Controllable Concept Bottleneck Models (CCBMs)

Updated 8 January 2026

Controllable Concept Bottleneck Models (CCBMs) are interpretable ML frameworks that use closed-form influence functions to enable efficient post-training edits.
They support granular edits at the concept-label, concept, and data levels, drastically reducing retraining time while maintaining accuracy.
CCBMs facilitate dynamic, privacy-sensitive model adaptation and unlearning, making them ideal for real-world, evolving deployments.

Controllable Concept Bottleneck Models (CCBMs) are a family of interpretable machine learning models designed to support efficient, fine-grained, and mathematically sound post-training edits. Their principal innovation is the ability to maintain and update the human-understandable concept layer—central to Concept Bottleneck Models (CBMs)—while allowing modifications at multiple semantic levels (concept-label, concept, data) without costly retraining. CCBMs are underpinned by closed-form approximations derived from influence functions, making them particularly suitable for real-world, dynamic, or privacy-sensitive deployments, where model adaptation and unlearning are critical requirements (Lin et al., 1 Jan 2026).

1. CBM Foundations and Motivation for Controllability

A standard CBM decomposes prediction into two explicit stages:

A concept predictor $g_\theta: X \rightarrow \mathbb{R}^k$ mapping input data $x$ to a vector of interpretable concepts $c$ .
A label predictor $f_\phi: \mathbb{R}^k \rightarrow \mathbb{R}^d$ mapping concepts to task outputs.
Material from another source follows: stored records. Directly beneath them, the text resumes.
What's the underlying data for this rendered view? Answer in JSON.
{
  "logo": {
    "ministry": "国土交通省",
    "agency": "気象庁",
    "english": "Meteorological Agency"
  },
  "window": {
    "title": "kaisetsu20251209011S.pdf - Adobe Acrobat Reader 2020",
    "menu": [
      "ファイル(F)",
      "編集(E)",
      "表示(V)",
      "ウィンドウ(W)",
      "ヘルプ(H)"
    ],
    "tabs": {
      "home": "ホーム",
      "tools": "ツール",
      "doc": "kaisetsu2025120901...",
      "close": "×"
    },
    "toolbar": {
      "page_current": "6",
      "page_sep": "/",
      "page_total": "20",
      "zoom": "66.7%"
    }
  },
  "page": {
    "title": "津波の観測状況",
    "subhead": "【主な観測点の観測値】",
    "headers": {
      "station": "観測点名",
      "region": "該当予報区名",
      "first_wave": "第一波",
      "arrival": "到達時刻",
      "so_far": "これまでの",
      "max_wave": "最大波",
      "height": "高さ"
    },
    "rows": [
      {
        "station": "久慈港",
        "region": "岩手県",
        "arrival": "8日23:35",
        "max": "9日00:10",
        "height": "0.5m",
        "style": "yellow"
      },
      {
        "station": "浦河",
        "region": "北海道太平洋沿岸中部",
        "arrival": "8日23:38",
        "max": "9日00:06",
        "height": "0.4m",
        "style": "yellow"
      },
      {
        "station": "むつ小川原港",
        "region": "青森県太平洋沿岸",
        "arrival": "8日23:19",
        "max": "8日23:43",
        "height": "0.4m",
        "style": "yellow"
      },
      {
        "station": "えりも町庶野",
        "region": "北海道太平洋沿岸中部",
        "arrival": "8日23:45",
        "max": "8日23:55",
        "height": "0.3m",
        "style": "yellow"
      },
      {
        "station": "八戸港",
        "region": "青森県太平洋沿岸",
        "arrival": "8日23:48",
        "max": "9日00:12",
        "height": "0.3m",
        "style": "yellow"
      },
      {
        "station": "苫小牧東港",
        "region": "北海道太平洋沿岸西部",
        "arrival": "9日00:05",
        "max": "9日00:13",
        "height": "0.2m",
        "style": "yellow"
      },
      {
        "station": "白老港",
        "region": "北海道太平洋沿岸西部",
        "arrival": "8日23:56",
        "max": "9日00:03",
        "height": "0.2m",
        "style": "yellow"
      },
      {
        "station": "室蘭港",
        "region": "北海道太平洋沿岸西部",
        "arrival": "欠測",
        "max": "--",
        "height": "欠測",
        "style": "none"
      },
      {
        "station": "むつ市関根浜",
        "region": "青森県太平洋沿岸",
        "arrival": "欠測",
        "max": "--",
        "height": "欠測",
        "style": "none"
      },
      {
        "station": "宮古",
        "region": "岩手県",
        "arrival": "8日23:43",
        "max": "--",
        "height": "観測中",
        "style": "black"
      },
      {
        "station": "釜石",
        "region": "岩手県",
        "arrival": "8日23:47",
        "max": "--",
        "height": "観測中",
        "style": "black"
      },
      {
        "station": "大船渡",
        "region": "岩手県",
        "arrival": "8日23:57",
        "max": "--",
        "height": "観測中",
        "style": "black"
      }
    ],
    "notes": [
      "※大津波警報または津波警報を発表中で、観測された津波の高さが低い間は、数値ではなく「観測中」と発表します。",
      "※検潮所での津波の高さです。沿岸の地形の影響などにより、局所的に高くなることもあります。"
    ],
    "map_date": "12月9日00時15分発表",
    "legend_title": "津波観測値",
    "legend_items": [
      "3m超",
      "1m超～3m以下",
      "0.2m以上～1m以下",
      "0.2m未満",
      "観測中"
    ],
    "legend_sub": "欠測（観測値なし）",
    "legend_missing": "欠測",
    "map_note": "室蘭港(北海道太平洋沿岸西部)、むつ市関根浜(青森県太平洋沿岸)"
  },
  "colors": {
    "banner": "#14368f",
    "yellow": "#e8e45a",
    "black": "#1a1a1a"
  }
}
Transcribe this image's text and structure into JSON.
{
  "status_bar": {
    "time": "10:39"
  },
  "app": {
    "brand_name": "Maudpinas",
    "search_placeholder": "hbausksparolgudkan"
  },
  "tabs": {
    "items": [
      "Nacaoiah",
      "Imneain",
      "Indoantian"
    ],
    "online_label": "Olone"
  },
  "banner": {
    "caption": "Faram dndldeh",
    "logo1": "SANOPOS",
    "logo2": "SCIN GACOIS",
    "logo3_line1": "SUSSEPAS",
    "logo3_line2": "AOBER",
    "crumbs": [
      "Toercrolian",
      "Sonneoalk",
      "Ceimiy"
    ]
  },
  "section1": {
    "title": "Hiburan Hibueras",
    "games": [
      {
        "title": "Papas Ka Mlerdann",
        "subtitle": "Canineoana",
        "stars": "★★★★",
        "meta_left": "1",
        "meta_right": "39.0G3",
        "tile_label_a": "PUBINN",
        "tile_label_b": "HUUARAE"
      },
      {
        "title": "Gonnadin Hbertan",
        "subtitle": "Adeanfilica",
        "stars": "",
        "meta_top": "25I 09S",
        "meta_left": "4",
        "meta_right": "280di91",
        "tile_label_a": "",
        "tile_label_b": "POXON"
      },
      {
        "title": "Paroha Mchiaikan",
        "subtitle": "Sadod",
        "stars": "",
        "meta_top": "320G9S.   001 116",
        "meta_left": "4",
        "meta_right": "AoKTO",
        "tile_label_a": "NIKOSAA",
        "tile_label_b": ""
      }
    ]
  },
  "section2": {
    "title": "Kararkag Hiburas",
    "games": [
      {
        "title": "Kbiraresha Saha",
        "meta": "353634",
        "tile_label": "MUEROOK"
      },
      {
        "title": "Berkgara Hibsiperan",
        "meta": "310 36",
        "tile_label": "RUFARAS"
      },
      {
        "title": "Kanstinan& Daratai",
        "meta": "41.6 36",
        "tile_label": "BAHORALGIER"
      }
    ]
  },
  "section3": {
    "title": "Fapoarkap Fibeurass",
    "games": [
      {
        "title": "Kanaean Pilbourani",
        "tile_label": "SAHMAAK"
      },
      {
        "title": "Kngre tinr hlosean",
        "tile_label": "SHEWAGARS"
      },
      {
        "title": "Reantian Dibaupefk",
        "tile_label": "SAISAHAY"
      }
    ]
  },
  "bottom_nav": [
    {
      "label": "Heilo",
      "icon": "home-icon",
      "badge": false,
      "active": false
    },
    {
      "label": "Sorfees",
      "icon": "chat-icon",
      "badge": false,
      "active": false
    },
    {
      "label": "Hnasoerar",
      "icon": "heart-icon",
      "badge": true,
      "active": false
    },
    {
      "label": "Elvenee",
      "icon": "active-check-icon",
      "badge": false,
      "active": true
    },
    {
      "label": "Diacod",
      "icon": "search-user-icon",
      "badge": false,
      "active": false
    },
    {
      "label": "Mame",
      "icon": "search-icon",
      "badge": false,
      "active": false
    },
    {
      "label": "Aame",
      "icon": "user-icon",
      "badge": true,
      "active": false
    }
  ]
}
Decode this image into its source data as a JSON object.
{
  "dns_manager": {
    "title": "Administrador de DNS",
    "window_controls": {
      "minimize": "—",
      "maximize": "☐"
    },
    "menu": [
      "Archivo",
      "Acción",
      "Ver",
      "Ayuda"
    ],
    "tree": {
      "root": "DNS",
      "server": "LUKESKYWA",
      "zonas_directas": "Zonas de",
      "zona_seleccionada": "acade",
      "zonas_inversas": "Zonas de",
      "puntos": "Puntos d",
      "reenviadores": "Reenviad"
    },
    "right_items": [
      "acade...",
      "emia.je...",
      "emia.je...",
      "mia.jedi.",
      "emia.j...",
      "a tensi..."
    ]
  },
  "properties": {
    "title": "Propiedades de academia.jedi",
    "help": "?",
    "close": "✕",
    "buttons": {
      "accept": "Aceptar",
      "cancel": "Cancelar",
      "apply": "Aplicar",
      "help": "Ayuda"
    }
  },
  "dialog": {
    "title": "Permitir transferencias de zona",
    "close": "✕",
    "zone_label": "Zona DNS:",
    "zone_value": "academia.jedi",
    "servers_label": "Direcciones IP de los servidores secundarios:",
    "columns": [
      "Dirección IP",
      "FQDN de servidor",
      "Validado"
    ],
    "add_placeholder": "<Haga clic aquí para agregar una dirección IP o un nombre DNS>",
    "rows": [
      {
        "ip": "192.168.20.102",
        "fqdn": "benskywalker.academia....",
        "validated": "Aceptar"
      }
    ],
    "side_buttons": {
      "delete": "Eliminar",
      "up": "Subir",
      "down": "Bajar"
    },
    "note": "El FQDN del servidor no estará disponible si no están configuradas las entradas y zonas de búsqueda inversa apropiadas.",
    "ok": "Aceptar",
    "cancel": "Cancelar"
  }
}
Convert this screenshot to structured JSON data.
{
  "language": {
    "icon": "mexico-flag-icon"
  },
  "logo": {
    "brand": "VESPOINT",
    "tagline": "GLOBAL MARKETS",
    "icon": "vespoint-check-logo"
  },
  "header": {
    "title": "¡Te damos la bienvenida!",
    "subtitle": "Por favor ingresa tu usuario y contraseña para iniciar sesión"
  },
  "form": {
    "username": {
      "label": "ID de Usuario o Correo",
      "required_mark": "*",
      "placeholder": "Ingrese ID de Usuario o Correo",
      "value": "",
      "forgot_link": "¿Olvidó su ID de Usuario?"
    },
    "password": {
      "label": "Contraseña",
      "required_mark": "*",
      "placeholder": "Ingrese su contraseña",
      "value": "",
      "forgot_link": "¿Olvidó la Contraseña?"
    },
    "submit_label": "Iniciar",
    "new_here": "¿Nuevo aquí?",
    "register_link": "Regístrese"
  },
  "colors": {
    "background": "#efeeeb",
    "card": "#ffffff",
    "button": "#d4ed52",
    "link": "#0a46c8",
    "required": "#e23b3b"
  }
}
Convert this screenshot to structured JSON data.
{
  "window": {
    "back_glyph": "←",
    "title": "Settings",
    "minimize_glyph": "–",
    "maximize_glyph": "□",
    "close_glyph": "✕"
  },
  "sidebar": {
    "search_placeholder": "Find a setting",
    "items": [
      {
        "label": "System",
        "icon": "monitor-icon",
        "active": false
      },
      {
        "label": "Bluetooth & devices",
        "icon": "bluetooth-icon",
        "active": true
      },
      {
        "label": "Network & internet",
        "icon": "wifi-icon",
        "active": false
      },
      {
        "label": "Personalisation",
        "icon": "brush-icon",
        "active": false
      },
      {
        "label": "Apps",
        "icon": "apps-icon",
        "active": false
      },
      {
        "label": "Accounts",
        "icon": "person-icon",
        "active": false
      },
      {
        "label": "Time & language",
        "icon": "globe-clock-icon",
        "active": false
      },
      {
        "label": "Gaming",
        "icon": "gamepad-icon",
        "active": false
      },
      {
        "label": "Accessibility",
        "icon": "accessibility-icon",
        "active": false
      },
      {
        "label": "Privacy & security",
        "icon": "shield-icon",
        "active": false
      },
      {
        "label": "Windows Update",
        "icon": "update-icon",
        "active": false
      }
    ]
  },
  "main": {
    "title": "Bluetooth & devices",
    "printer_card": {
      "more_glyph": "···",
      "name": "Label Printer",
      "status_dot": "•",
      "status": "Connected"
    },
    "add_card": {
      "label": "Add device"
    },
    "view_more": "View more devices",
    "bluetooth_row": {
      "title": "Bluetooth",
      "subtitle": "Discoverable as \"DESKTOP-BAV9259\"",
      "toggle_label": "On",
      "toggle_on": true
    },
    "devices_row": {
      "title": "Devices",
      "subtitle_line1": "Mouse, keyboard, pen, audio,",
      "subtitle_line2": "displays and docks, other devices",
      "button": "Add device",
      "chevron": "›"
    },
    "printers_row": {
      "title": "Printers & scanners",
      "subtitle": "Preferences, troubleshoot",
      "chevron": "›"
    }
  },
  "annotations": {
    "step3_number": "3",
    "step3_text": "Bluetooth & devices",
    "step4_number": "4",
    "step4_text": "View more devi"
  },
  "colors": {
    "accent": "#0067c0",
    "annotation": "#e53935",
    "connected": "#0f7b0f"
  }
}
CBMs are typically trained to minimize separate losses for each component,

$L_C(\theta) = \sum_{i=1}^n \sum_{j=1}^k L_C^j(g_\theta^j(x_i), c_i^j), \quad L_Y(\phi) = \sum_{i=1}^n L_Y(f_\phi(g_\theta(x_i)), y_i)$

where $c_i^j$ denotes the $j$ -th concept label for sample $i$ , and $y_i$ is its task label. This decomposition ensures that model decisions can be precisely traced to underlying concepts.

In practice, CBMs have historically been treated as static: any changes in data, concept annotations, or ontology necessitate retraining. However, real-world deployments demand dynamic updates—including correction of mislabeled concepts, evolution of the concept vocabulary, and respectful unlearning of sensitive data. CCBMs are constructed to provide such flexibility without sacrificing interpretability (Lin et al., 1 Jan 2026).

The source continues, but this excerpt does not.